History now looks back at this period as the time when James Larkin stepped up from his humble background to become one of the most formidable political leaders of the 20th-century; overall, the influential period for Larkin lasted a short period and was over by the time he moved to the U.S. in 1918. Learn more about Jim Larkin: http://www.bbc.co.uk/history/british/easterrising/profiles/po08.shtml and http://www.historyireland.com/20th-century-contemporary-history/big-jim-larkin-hero-and-wrecker/
Born in Liverpool in 1874, Larkin had little education but made his way to the docks of the influential city and began working a series of jobs before he joined the National Union of Dock Laborers and began a career which would bring him closer to his own socialist ideal from 1905.
Although he proved himself a successful full-time union organizer, Jim Larkin would soon be moved to Dublin, Ireland after his intensity and non-traditional tactics put him at odds with union leaders in Liverpool and the U.K. as a whole.

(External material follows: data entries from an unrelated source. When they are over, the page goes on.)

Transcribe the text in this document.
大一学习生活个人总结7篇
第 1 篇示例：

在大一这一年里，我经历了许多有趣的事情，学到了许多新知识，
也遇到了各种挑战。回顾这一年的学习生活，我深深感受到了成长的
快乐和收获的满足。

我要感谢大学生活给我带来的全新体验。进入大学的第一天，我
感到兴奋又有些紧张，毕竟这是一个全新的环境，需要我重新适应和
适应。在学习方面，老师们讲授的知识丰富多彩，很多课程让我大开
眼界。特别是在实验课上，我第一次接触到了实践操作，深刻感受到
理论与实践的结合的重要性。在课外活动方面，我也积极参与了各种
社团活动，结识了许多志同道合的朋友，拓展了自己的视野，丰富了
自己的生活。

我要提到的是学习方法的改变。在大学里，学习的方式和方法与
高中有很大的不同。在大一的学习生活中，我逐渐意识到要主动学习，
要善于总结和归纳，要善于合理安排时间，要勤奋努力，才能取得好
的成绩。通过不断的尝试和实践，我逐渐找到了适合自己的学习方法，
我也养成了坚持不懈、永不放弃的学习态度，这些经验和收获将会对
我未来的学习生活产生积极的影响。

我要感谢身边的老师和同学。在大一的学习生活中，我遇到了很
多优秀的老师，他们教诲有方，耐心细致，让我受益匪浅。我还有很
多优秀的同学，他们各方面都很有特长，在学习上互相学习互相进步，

Despite being generally respected and known as one of the most influential figures in the socialist and trade union movements in the world, Larkin is also seen as a man looking to promote his own abilities and image across the world.
Larkin saw his opportunity to become something of a legend to the workers of Ireland when he saw less than 10 percent of the workforce was unionized; establishing the Irish Transport and General Workers Union allowed Larkin to bring both skilled and unskilled workers into the union fold and become a savior to the people of the nation.
A fierce republican who organized rallies against the First World War in Dublin, Jim Larkin is credited as the driving force behind the creation of the Labor Party in the U.K. which remains one of the two main political parties.
The Dublin Lockout which saw 100,000 workers strike for 18 months in 1913 was the great achievement of Jim Larkin before his fall from power led to his move to the middle of the political road and a tame end to his public career and life in the 1940s.